L'Explication Prémisse
Si un enfant meurt avant que sa naissance n’ait été déclarée, l’officier d’état civil va établir des documents selon la preuve médicale fournie. Si un certificat médical indique que l’enfant est né vivant et viable et précise dates et heures de naissance et de décès, il dressera un acte de naissance et un acte de décès. Faute d’un tel certificat, il établit un « acte d’enfant sans vie » (inscrit au registre des décès à la date indiquée). Cet acte contient les informations sur l’accouchement et les parents ; les parents peuvent demander qu’y figurent des prénoms et un nom (père, mère ou les deux accolés), mais cette mention n’a aucune incidence juridique. L’acte ne tranche pas la question de savoir si l’enfant a réellement vécu : toute personne intéressée peut saisir le tribunal judiciaire pour qu’il en décide.
Mme L. accouche à domicile d’un bébé qui meurt peu après la naissance.
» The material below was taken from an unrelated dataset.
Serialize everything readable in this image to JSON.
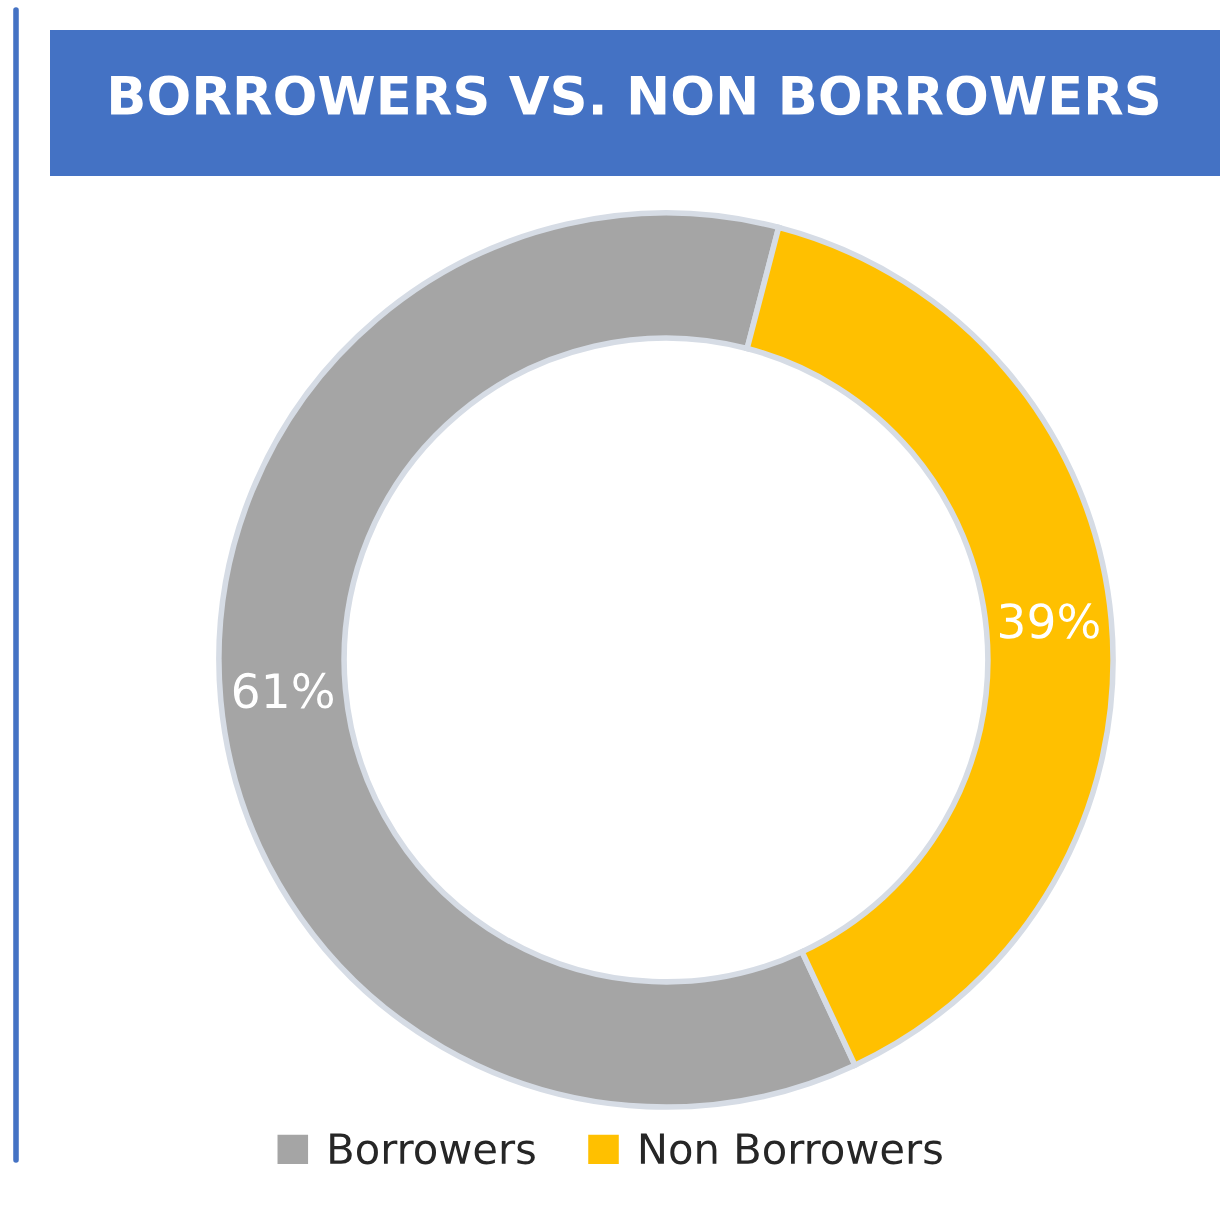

Le médecin vient et rédige un certificat précisant que l’enfant est né vivant et viable mais est décédé deux heures après la naissance. Sur présentation de ce certificat, l’officier d’état civil établit un acte de naissance et un acte de décès. À l’inverse, si aucun certificat n’avait précisé la viabilité à la naissance, l’officier aurait inscrit un acte d’enfant sans vie sur le registre des décès ; Mme L. et le père pourraient demander que soient inscrits des prénoms, sachant que cette inscription ne crée pas de droits (par exemple de filiation) et qu’ils peuvent saisir le tribunal si la question de la vie de l’enfant devait être tranchée.
- Si un certificat médical établit que l’enfant est né vivant et viable (avec jours et heures de naissance et de décès), l’officier d’état civil rédige un acte de naissance et un acte de décès.
- À défaut de ce certificat, l’officier d’état civil rédige un acte d’enfant sans vie inscrit à la date sur les registres de décès.
- L’acte d’enfant sans vie doit indiquer jour, heure et lieu de l’accouchement, prénoms et noms, dates et lieux de naissance, professions et domiciles des père et mère, et éventuellement ceux du déclarant.
- Les parents peuvent demander l’inscription de prénoms et d’un nom (nom du père, de la mère ou les deux accolés dans l’ordre choisi) ; cette mention n’a aucun effet juridique (ne crée pas de filiation ni d’autres droits).
- L’acte ne préjuge pas de la question de savoir si l’enfant a vécu ; toute personne intéressée peut saisir le tribunal judiciaire pour qu’il statue sur cette question.